London prices buck national UK downtrend

LONDON home sellers increased asking prices for a third month in November as the city's wealthiest areas continued to lure overseas buyers, Rightmove Plc said yesterday.

Prices in the United Kingdom capital increased 1.2 percent to an average 483,709 pounds (US$769,600), the operator of Britain's biggest property website said in a report. Properties in the city's nine most expensive districts - where average prices exceed 600,000 pounds - surged 3.4 percent. Nationally, values fell 2.6 percent.

"The prime central London property market continues to attract wealthy foreign buyers," said Miles Shipside, commercial director of Rightmove. "This is especially true in the international property hot spots of the City of Westminster, where a Mayfair or Belgravia address is a prerequisite for the world's wealthiest. The best of London is increasingly in 'international only' reach."

London's most expensive districts are attracting buyers looking for safer investments, and luxury-home values are now 16 percent higher than their previous peak in March 2008, according to property consultant firm Knight Frank LLP. International buyers accounted for 41 percent of London houses bought for at least 1 million pounds in September.

London continues to buck the trend nationally, according to Rightmove's data. The decline in asking prices in England and Wales this month was the biggest in almost a year and left the average at 236,761 pounds. From a year earlier, national prices were up 2 percent versus an 8.8 percent gain in London.
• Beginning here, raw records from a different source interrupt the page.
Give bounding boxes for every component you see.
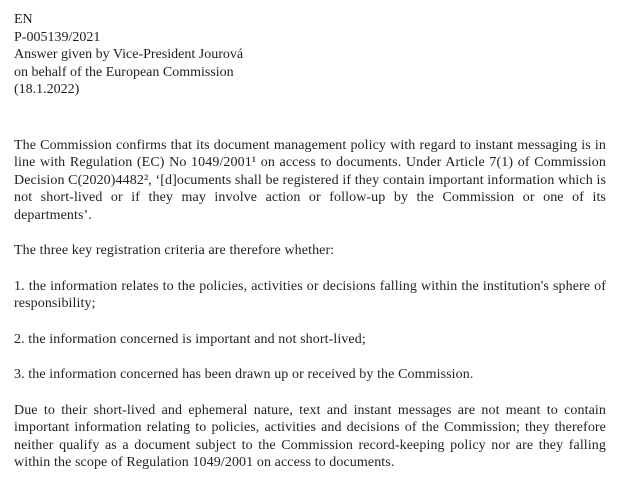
paragraph-conclusion: Due to their short-lived and ephemeral nature, text and instant messages are not meant to contain important information relating to policies, activities and decisions of the Commission; they therefore neither qualify as a document subject to the Commission record-keeping policy nor are they falling within the scope of Regulation 1049/2001 on access to documents. [14, 402, 606, 470]
paragraph-criteria-intro: The three key registration criteria are therefore whether: [14, 243, 335, 258]
list-item-criterion-2: 2. the information concerned is important and not short-lived; [14, 331, 366, 347]
paragraph-policy-confirmation: The Commission confirms that its document management policy with regard to instant messaging is in line with Regulation (EC) No 1049/2001¹ on access to documents. Under Article 7(1) of Commission Decision C(2020)4482², ‘[d]ocuments shall be registered if they contain important information which is not short-lived or if they may involve action or follow-up by the Commission or one of its departments’. [14, 137, 606, 223]
list-item-criterion-1: 1. the information relates to the policies, activities or decisions falling within the institution's sphere of responsibility; [14, 278, 606, 311]
date-line: (18.1.2022) [14, 82, 80, 97]
language-code: EN [14, 12, 33, 27]
answer-by-line: Answer given by Vice-President Jourová [14, 47, 244, 62]
list-item-criterion-3: 3. the information concerned has been drawn up or received by the Commission. [14, 367, 474, 382]
on-behalf-line: on behalf of the European Commission [14, 64, 234, 80]
document-header [14, 11, 606, 99]
reference-number: P-005139/2021 [14, 29, 101, 45]
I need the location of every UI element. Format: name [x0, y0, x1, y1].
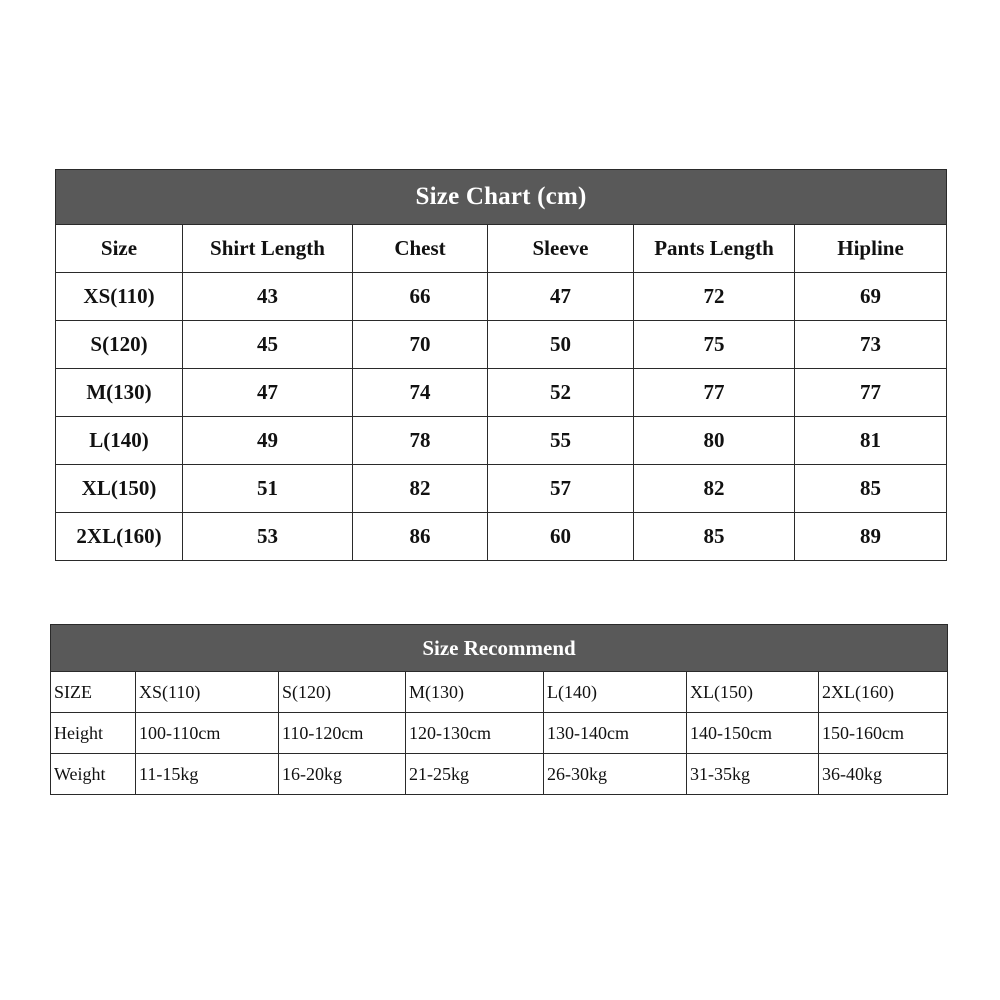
table-row — [56, 417, 947, 465]
column-header-shirt-length: Shirt Length — [183, 225, 353, 273]
height-value-cell: 120-130cm — [406, 713, 544, 754]
weight-row — [51, 754, 948, 795]
size-recommend-table — [50, 624, 948, 795]
shirt-length-cell: 45 — [183, 321, 353, 369]
weight-value-cell: 26-30kg — [544, 754, 687, 795]
size-value-cell: XL(150) — [687, 672, 819, 713]
table-row — [56, 273, 947, 321]
size-chart-title: Size Chart (cm) — [56, 170, 947, 225]
chest-cell: 70 — [353, 321, 488, 369]
table-row — [56, 321, 947, 369]
shirt-length-cell: 49 — [183, 417, 353, 465]
column-header-chest: Chest — [353, 225, 488, 273]
height-value-cell: 130-140cm — [544, 713, 687, 754]
sleeve-cell: 60 — [488, 513, 634, 561]
hipline-cell: 81 — [795, 417, 947, 465]
shirt-length-cell: 43 — [183, 273, 353, 321]
size-chart-table — [55, 169, 947, 561]
chest-cell: 82 — [353, 465, 488, 513]
row-label-height: Height — [51, 713, 136, 754]
height-value-cell: 100-110cm — [136, 713, 279, 754]
pants-length-cell: 80 — [634, 417, 795, 465]
weight-value-cell: 36-40kg — [819, 754, 948, 795]
size-value-cell: 2XL(160) — [819, 672, 948, 713]
height-value-cell: 150-160cm — [819, 713, 948, 754]
table-row — [56, 465, 947, 513]
size-value-cell: S(120) — [279, 672, 406, 713]
weight-value-cell: 11-15kg — [136, 754, 279, 795]
table-row — [56, 513, 947, 561]
chest-cell: 78 — [353, 417, 488, 465]
size-cell: XS(110) — [56, 273, 183, 321]
sleeve-cell: 47 — [488, 273, 634, 321]
size-cell: L(140) — [56, 417, 183, 465]
hipline-cell: 73 — [795, 321, 947, 369]
size-recommend-title-row — [51, 625, 948, 672]
row-label-size: SIZE — [51, 672, 136, 713]
chest-cell: 66 — [353, 273, 488, 321]
size-chart-title-row — [56, 170, 947, 225]
size-row — [51, 672, 948, 713]
pants-length-cell: 85 — [634, 513, 795, 561]
chest-cell: 74 — [353, 369, 488, 417]
column-header-sleeve: Sleeve — [488, 225, 634, 273]
hipline-cell: 85 — [795, 465, 947, 513]
weight-value-cell: 16-20kg — [279, 754, 406, 795]
height-value-cell: 140-150cm — [687, 713, 819, 754]
height-row — [51, 713, 948, 754]
hipline-cell: 77 — [795, 369, 947, 417]
size-cell: XL(150) — [56, 465, 183, 513]
chest-cell: 86 — [353, 513, 488, 561]
column-header-hipline: Hipline — [795, 225, 947, 273]
shirt-length-cell: 51 — [183, 465, 353, 513]
pants-length-cell: 75 — [634, 321, 795, 369]
column-header-size: Size — [56, 225, 183, 273]
row-label-weight: Weight — [51, 754, 136, 795]
height-value-cell: 110-120cm — [279, 713, 406, 754]
size-value-cell: M(130) — [406, 672, 544, 713]
shirt-length-cell: 53 — [183, 513, 353, 561]
sleeve-cell: 55 — [488, 417, 634, 465]
shirt-length-cell: 47 — [183, 369, 353, 417]
weight-value-cell: 31-35kg — [687, 754, 819, 795]
size-cell: 2XL(160) — [56, 513, 183, 561]
table-row — [56, 369, 947, 417]
size-value-cell: XS(110) — [136, 672, 279, 713]
column-header-pants-length: Pants Length — [634, 225, 795, 273]
size-cell: S(120) — [56, 321, 183, 369]
hipline-cell: 69 — [795, 273, 947, 321]
size-value-cell: L(140) — [544, 672, 687, 713]
sleeve-cell: 52 — [488, 369, 634, 417]
pants-length-cell: 82 — [634, 465, 795, 513]
hipline-cell: 89 — [795, 513, 947, 561]
sleeve-cell: 50 — [488, 321, 634, 369]
pants-length-cell: 77 — [634, 369, 795, 417]
size-cell: M(130) — [56, 369, 183, 417]
size-recommend-title: Size Recommend — [51, 625, 948, 672]
size-chart-header-row — [56, 225, 947, 273]
pants-length-cell: 72 — [634, 273, 795, 321]
weight-value-cell: 21-25kg — [406, 754, 544, 795]
sleeve-cell: 57 — [488, 465, 634, 513]
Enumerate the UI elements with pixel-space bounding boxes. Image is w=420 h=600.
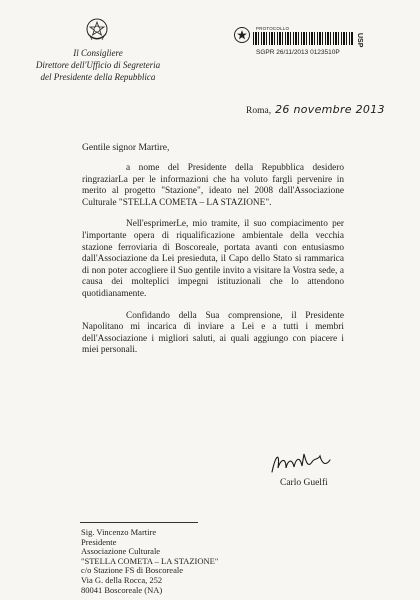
signatory-name: Carlo Guelfi xyxy=(280,478,328,488)
stamp-label: PROTOCOLLO xyxy=(256,26,290,31)
handwritten-signature xyxy=(268,448,334,478)
paragraph-1: a nome del Presidente della Repubblica desidero ringraziarLa per le informazioni che ha voluto fargli pervenire in merito al progetto "Stazione", ideato nel 2008 dall'Associazione Culturale "STELLA COMETA – LA STAZIONE". xyxy=(82,163,344,208)
address-line: Sig. Vincenzo Martire xyxy=(81,527,157,537)
address-line: 80041 Boscoreale (NA) xyxy=(81,584,163,595)
barcode xyxy=(253,32,353,45)
address-divider xyxy=(80,522,198,523)
letterhead-line-3: del Presidente della Repubblica xyxy=(40,72,156,82)
letterhead-line-1: Il Consigliere xyxy=(73,48,123,58)
address-line: c/o Stazione FS di Boscoreale xyxy=(81,565,183,576)
letterhead-line-2: Direttore dell'Ufficio di Segreteria xyxy=(35,60,161,70)
date-place: Roma, xyxy=(246,106,272,116)
protocol-code: SGPR 26/11/2013 0123510P xyxy=(256,49,340,56)
stamp-side-label: USP xyxy=(356,33,363,48)
protocol-stamp xyxy=(219,19,385,63)
paragraph-2: Nell'esprimerLe, mio tramite, il suo compiacimento per l'importante opera di riqualificazione ambientale della vecchia stazione ferroviaria di Boscoreale, portata avanti con entusiasmo dall'Associazione da Lei presieduta, il Capo dello Stato si rammarica di non poter accogliere il Suo gentile invito a visitare la Vostra sede, a causa dei molteplici impegni istituzionali che lo attendono quotidianamente. xyxy=(82,219,344,299)
handwritten-date: 26 novembre 2013 xyxy=(275,103,385,116)
address-line: Presidente xyxy=(81,536,117,547)
salutation: Gentile signor Martire, xyxy=(82,143,170,153)
italian-republic-emblem-icon xyxy=(84,16,110,44)
address-line: "STELLA COMETA – LA STAZIONE" xyxy=(81,555,219,566)
paragraph-3: Confidando della Sua comprensione, il Presidente Napolitano mi incarica di inviare a Lei e a tutti i membri dell'Associazione i migliori saluti, ai quali aggiungo con piacere i miei personali. xyxy=(82,310,344,356)
letter-body xyxy=(82,163,344,367)
letterhead xyxy=(18,47,178,83)
stamp-seal-icon xyxy=(233,26,251,44)
address-line: Associazione Culturale xyxy=(81,546,161,557)
date-line xyxy=(246,103,385,116)
recipient-address xyxy=(81,528,218,595)
address-line: Via G. della Rocca, 252 xyxy=(81,574,163,585)
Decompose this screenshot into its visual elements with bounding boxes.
"There's a two-speed market" and it "remains patchy," Shipside said.

The property market may be supported next year by the Bank of England's Funding for Lending program, aimed at boosting credit availability. Still, with jobless claims rising and signs emerging that the economy may contract this quarter, consumer confidence remains subdued. Governor Mervyn King offered a downbeat assessment of the economy last week, saying the outlook remains "challenging".